Nach Uli Hoeneß und Günter Netzer soll auch der ehemalige DFB-Präsident Fritz Keller im Sommermärchen-Prozess vor dem Landgericht Frankfurt/Main aussagen.
Dies kündigt Oberstaatsanwalt Jesco Kümmel am Donnerstag beim dritten Verhandlungstag an. Keller soll dabei wegen widersprüchlicher Aussagen in einem Protokoll des Beratungsunternehmen Esecon befragt werden. Der 66-jährige Keller war von 2019 bis 2021 Präsident des Deutschen Fußball-Bundes.

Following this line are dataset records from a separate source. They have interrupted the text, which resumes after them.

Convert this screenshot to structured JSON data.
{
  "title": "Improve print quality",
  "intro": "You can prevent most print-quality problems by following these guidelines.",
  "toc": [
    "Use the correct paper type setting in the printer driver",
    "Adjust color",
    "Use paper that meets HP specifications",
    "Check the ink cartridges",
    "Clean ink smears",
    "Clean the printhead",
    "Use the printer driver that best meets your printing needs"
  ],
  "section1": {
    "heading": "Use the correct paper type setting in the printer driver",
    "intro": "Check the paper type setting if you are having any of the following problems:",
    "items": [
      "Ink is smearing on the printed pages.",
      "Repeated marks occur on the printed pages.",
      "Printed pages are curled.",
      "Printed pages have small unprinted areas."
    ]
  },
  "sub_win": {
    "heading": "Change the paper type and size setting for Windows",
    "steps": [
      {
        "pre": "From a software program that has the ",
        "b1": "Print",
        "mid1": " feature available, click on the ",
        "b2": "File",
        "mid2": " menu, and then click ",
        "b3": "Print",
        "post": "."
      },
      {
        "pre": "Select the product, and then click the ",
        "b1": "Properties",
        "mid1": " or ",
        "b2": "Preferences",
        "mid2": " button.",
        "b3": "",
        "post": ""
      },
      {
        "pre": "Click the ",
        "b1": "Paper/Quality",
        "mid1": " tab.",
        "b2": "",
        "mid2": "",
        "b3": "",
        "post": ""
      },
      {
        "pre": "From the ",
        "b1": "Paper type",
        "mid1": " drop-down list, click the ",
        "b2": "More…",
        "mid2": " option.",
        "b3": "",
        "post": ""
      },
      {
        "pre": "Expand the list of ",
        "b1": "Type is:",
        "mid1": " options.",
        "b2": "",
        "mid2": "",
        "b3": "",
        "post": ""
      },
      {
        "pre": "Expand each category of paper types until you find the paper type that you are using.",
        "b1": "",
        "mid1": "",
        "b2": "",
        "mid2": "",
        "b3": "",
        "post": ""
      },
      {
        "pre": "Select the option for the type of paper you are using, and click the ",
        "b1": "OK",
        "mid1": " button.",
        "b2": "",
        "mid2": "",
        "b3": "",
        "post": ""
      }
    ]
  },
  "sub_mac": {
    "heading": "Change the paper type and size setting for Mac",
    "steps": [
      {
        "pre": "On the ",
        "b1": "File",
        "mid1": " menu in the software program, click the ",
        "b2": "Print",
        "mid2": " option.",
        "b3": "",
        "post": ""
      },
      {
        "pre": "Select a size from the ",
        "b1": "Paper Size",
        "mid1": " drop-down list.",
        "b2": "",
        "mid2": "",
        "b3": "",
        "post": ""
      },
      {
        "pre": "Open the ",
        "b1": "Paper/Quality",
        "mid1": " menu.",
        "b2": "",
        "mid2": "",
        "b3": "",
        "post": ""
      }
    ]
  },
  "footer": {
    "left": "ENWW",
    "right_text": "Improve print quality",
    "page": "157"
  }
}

In dem Prozess, der im März begonnen hat, geht es um eine Zahlung von 6,7 Millionen Euro, die der Deutsche Fußball-Bund im April 2005 über die FIFA an den französischen Unternehmer Robert Louis-Dreyfus überwiesen hatte.
Exakt diese Summe hatte WM-Chef Franz Beckenbauer drei Jahre zuvor als Darlehen von Louis-Dreyfus erhalten - und 6,7 Millionen waren letztlich beim früheren FIFA-Vizepräsidenten Mohammed bin Hammam gelandet.
Weiß Hoeneß mehr?
Bayerns Ehrenpräsident Hoeneß soll am 15. April aussagen. Der 72-Jährige hatte im Sport1-Doppelpass 2020 und im Podcast "11Leben" 2021 Andeutungen gemacht, dass er mit Blick auf die Millionenzahlung rund um die WM 2006 mehr wisse.
Der frühere Nationalspieler Netzer soll im Mai aussagen. Bei dem Prozess sind bis Ende Oktober Fortsetzungstermine angesetzt. Auch eine Vorladung des früheren FIFA-Funktionärs Urs Linsi ist für Oberstaatsanwalt Kümmel "zwingend".
Der "Spiegel" und dann die "Süddeutsche Zeitung" berichteten zuletzt von einem Dokument aus einer internen Untersuchung zum Sommermärchen, die der Verband vor einigen Jahren durch Esecon vornehmen ließ. In einem von Horst R. Schmidt nicht autorisierten Protokoll soll der frühere DFB-Generalsekretär gesagt haben: "Dennoch muss vermutet werden, dass das Geld zum Stimmenkauf genutzt worden ist."
Vorwürfe bislang zurückgewiesen
Den ehemaligen Spitzenfunktionären Theo Zwanziger, Wolfgang Niersbach und Schmidt wird von der Staatsanwaltschaft zur Last gelegt, dass die Millionensumme in der Steuererklärung des Verbandes für das Jahr 2006 unberechtigt als Betriebsausgabe in die Gewinnermittlung eingeflossen sein soll.
DFB-Anwalt Jan Olaf Leisner begründete am Donnerstag ausführlich die aus seiner Sicht Rechtmäßigkeit dieser Betriebsausgabe. Er und Schmidts Rechtsbeistand Tilman Reichling weisen den Vorwurf zurück, dass mit dem Geld bei der WM-Vergabe Stimmen gekauft worden seien.
Oberstaatsanwalt Kümmel machte keinen Hehl daraus, dass er die Erklärungen Leisners für "Unsinn" hält. Er sprach von der Möglichkeit, dass der DFB "ein halblegales Korruptionsmodell entwickelt hat".